His comment follows a disagreement between Members of Parliament over portions of the Petroleum Exploration Bill.

On Thursday July 14, the house was divided over portions of the bill which seeks to regulate the exploration, development and production of the oil sector.

The bill, which is at the consideration stage of the house, when passed into law will repeal the challenges identified in the PNDC law, which has been in existence for over 30 years.

But during the debate on the bill, aspects of it which grant the Petroleum Minister power to undertake direct negotiations led to concerns from minority Members of Parliament (MP) who argued the powers if not checked could be abused.

The majority MPs however disagreed and argued strongly in favour of the clause’s retention in the bill.
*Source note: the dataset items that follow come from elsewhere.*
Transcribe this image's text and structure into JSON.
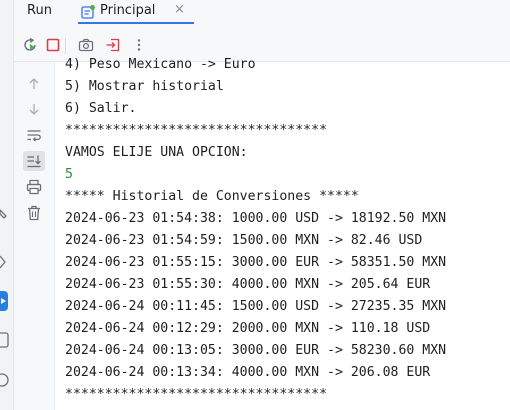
{
  "header": {
    "run_label": "Run",
    "tab_label": "Principal",
    "tab_close": "×"
  },
  "toolbar": {
    "buttons": [
      "rerun-icon",
      "stop-icon",
      "camera-icon",
      "exit-icon",
      "more-vertical-icon"
    ]
  },
  "gutter": {
    "buttons": [
      "arrow-up-icon",
      "arrow-down-icon",
      "soft-wrap-icon",
      "scroll-to-end-icon",
      "print-icon",
      "trash-icon"
    ]
  },
  "console": {
    "lines": [
      "4) Peso Mexicano -> Euro",
      "5) Mostrar historial",
      "6) Salir.",
      "*********************************",
      "VAMOS ELIJE UNA OPCION:",
      "5",
      "***** Historial de Conversiones *****",
      "2024-06-23 01:54:38: 1000.00 USD -> 18192.50 MXN",
      "2024-06-23 01:54:59: 1500.00 MXN -> 82.46 USD",
      "2024-06-23 01:55:15: 3000.00 EUR -> 58351.50 MXN",
      "2024-06-23 01:55:30: 4000.00 MXN -> 205.64 EUR",
      "2024-06-24 00:11:45: 1500.00 USD -> 27235.35 MXN",
      "2024-06-24 00:12:29: 2000.00 MXN -> 110.18 USD",
      "2024-06-24 00:13:05: 3000.00 EUR -> 58230.60 MXN",
      "2024-06-24 00:13:34: 4000.00 MXN -> 206.08 EUR",
      "*********************************"
    ]
  },
  "colors": {
    "accent": "#3574f0",
    "input_text": "#2e8b3a",
    "stop_red": "#db3b4b"
  }
}
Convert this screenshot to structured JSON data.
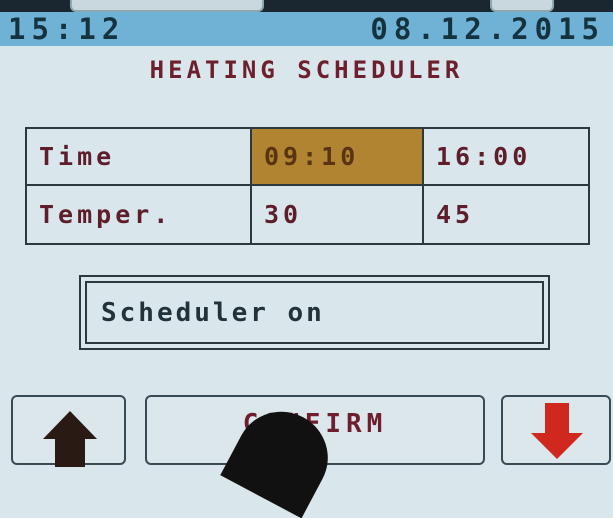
{
  "status_bar": {
    "time": "15:12",
    "date": "08.12.2015"
  },
  "title": "HEATING SCHEDULER",
  "schedule": {
    "rows": [
      {
        "label": "Time",
        "values": [
          "09:10",
          "16:00"
        ]
      },
      {
        "label": "Temper.",
        "values": [
          "30",
          "45"
        ]
      }
    ],
    "selected_cell": "09:10"
  },
  "scheduler_status": "Scheduler on",
  "buttons": {
    "up_icon": "arrow-up-icon",
    "confirm": "CONFIRM",
    "down_icon": "arrow-down-icon"
  },
  "colors": {
    "status_bar": "#6fb2d6",
    "selected_cell": "#b08431",
    "down_arrow": "#d0281f",
    "up_arrow": "#2a1a14"
  }
}
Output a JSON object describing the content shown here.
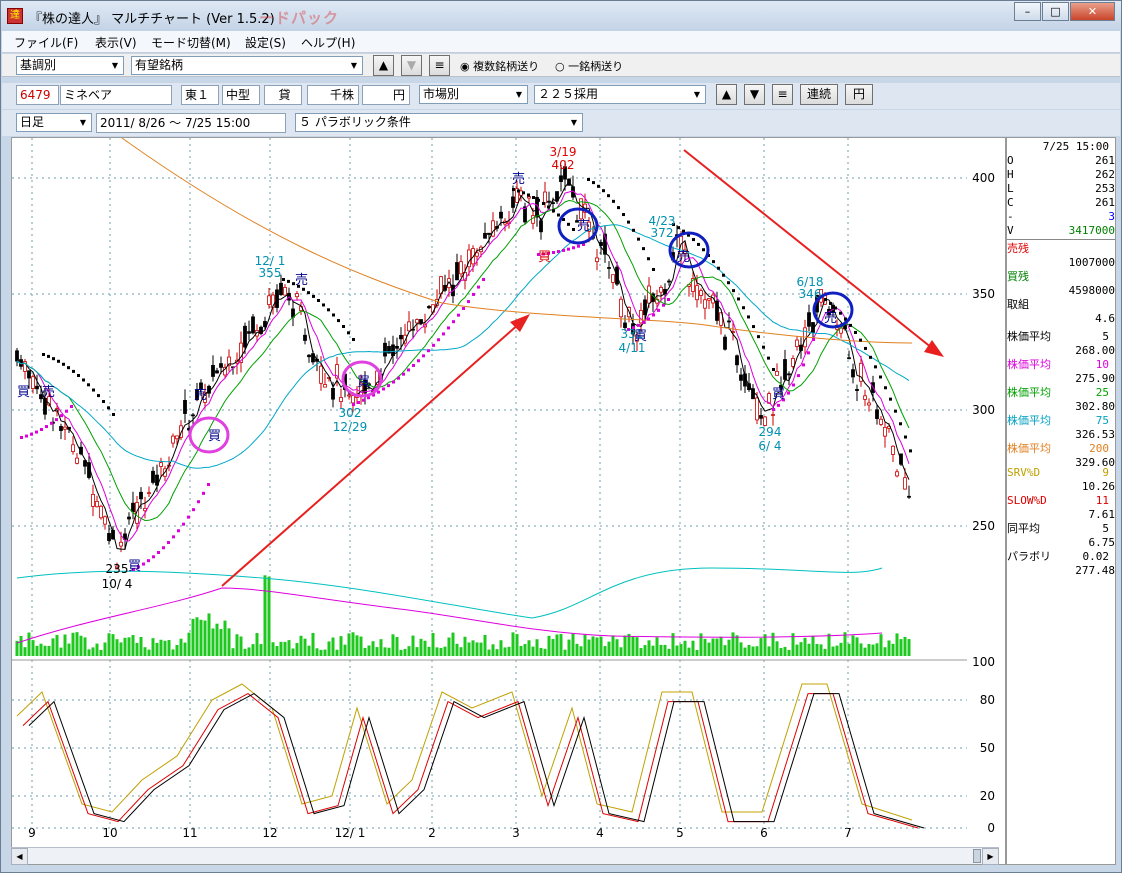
{
  "window": {
    "title": "『株の達人』 マルチチャート (Ver 1.5.2)",
    "watermark": "ードパック",
    "min": "–",
    "max": "□",
    "close": "✕"
  },
  "menu": [
    "ファイル(F)",
    "表示(V)",
    "モード切替(M)",
    "設定(S)",
    "ヘルプ(H)"
  ],
  "toolbar1": {
    "category": "基調別",
    "list": "有望銘柄",
    "up": "▲",
    "down": "▼",
    "eq": "≡",
    "radio1": "複数銘柄送り",
    "radio2": "一銘柄送り"
  },
  "toolbar2": {
    "code": "6479",
    "name": "ミネベア",
    "market": "東１",
    "size": "中型",
    "lend": "貸",
    "unit": "千株",
    "yen_box": "",
    "yen": "円",
    "group": "市場別",
    "index": "２２５採用",
    "up": "▲",
    "down": "▼",
    "eq": "≡",
    "cont": "連続",
    "yen2": "円"
  },
  "toolbar3": {
    "period": "日足",
    "range": "2011/ 8/26 ～  7/25 15:00",
    "condition": "５ パラボリック条件"
  },
  "info": {
    "date": "7/25 15:00",
    "O": "261",
    "H": "262",
    "L": "253",
    "C": "261",
    "chg_label": "-",
    "chg": "3",
    "V": "3417000",
    "sell_label": "売残",
    "sell": "1007000",
    "buy_label": "買残",
    "buy": "4598000",
    "ratio_label": "取組",
    "ratio": "4.6",
    "ma": [
      {
        "label": "株価平均",
        "n": "5",
        "v": "268.00",
        "color": "#000000"
      },
      {
        "label": "株価平均",
        "n": "10",
        "v": "275.90",
        "color": "#dd00dd"
      },
      {
        "label": "株価平均",
        "n": "25",
        "v": "302.80",
        "color": "#00a000"
      },
      {
        "label": "株価平均",
        "n": "75",
        "v": "326.53",
        "color": "#00a0c0"
      },
      {
        "label": "株価平均",
        "n": "200",
        "v": "329.60",
        "color": "#e08020"
      }
    ],
    "srvd_label": "SRV%D",
    "srvd_n": "9",
    "srvd": "10.26",
    "slowd_label": "SLOW%D",
    "slowd_n": "11",
    "slowd": "7.61",
    "avg_label": "同平均",
    "avg_n": "5",
    "avg": "6.75",
    "para_label": "パラボリ",
    "para_n": "0.02",
    "para": "277.48"
  },
  "chart_data": {
    "type": "candlestick",
    "price_ticks": [
      "400",
      "350",
      "300",
      "250"
    ],
    "osc_ticks": [
      "100",
      "80",
      "50",
      "20",
      "0"
    ],
    "months": [
      "9",
      "10",
      "11",
      "12",
      "12/ 1",
      "2",
      "3",
      "4",
      "5",
      "6",
      "7"
    ],
    "annotations": [
      {
        "t": "3/19",
        "c": "#d00"
      },
      {
        "t": "402",
        "c": "#d00"
      },
      {
        "t": "12/ 1",
        "c": "#0090b0"
      },
      {
        "t": "355",
        "c": "#0090b0"
      },
      {
        "t": "4/23",
        "c": "#0090b0"
      },
      {
        "t": "372",
        "c": "#0090b0"
      },
      {
        "t": "6/18",
        "c": "#0090b0"
      },
      {
        "t": "346",
        "c": "#0090b0"
      },
      {
        "t": "331",
        "c": "#0090b0"
      },
      {
        "t": "4/11",
        "c": "#0090b0"
      },
      {
        "t": "302",
        "c": "#0090b0"
      },
      {
        "t": "12/29",
        "c": "#0090b0"
      },
      {
        "t": "294",
        "c": "#0090b0"
      },
      {
        "t": "6/ 4",
        "c": "#0090b0"
      },
      {
        "t": "235",
        "c": "#000"
      },
      {
        "t": "10/ 4",
        "c": "#000"
      }
    ],
    "sell_mark": "売",
    "buy_mark": "買"
  }
}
But speaking to Class News, Vice Chairman of the Mines and Energy Committee Adam Mutawakilu said the processes to be adopted during the award of contracts were transparent and not subject to manipulation.

He also said parliament would not pass a law to favour one side of the house over the other.

“….I don’t think there is any bill that we pass in parliament to favour one political party because…we have not had one government since 1992 and as a Member of Parliament, I have never been taught to pass a bill that will favour a government because governments come and go [but] the law still continues to be there and it will be amended. So, whatever I am doing, I must feel comfortable with it when I am at the other side,” he stated.

“But they raised some concerns in respect to Clause 10(3) and then 10 for negating it. Clause 10(3) indicates that a petroleum agreement shall only be entered into after an open, transparent, and competitive public tender process. [Clause] 10(4) said despite sub section (3), the Minister may decide not to enter into a petroleum agreement after the tender process as prescribed,” Mr Mutawakilu added.

Touching on the assertion that the Minister had been given so much power by the bill, the Damongo lawmaker said: “We have oversight responsibility as parliament. If the regulation comes and we pass the regulation and the Minister is going contrary to it, it’s a breach of the law… If there is a need for prosecution, we take it on. We have civil society organisations in this country that are very active and if the Minister knows the regulation that he should do and he refuses to execute it, I know Ghanaians will take it on and the Minister will pay severely for that. So we shouldn’t think that it favours one government. I have never learnt to pass a law to favour my government or another government because governments come and go [but] the law continues to be there and you must be comfortable with it in whichever side you are.”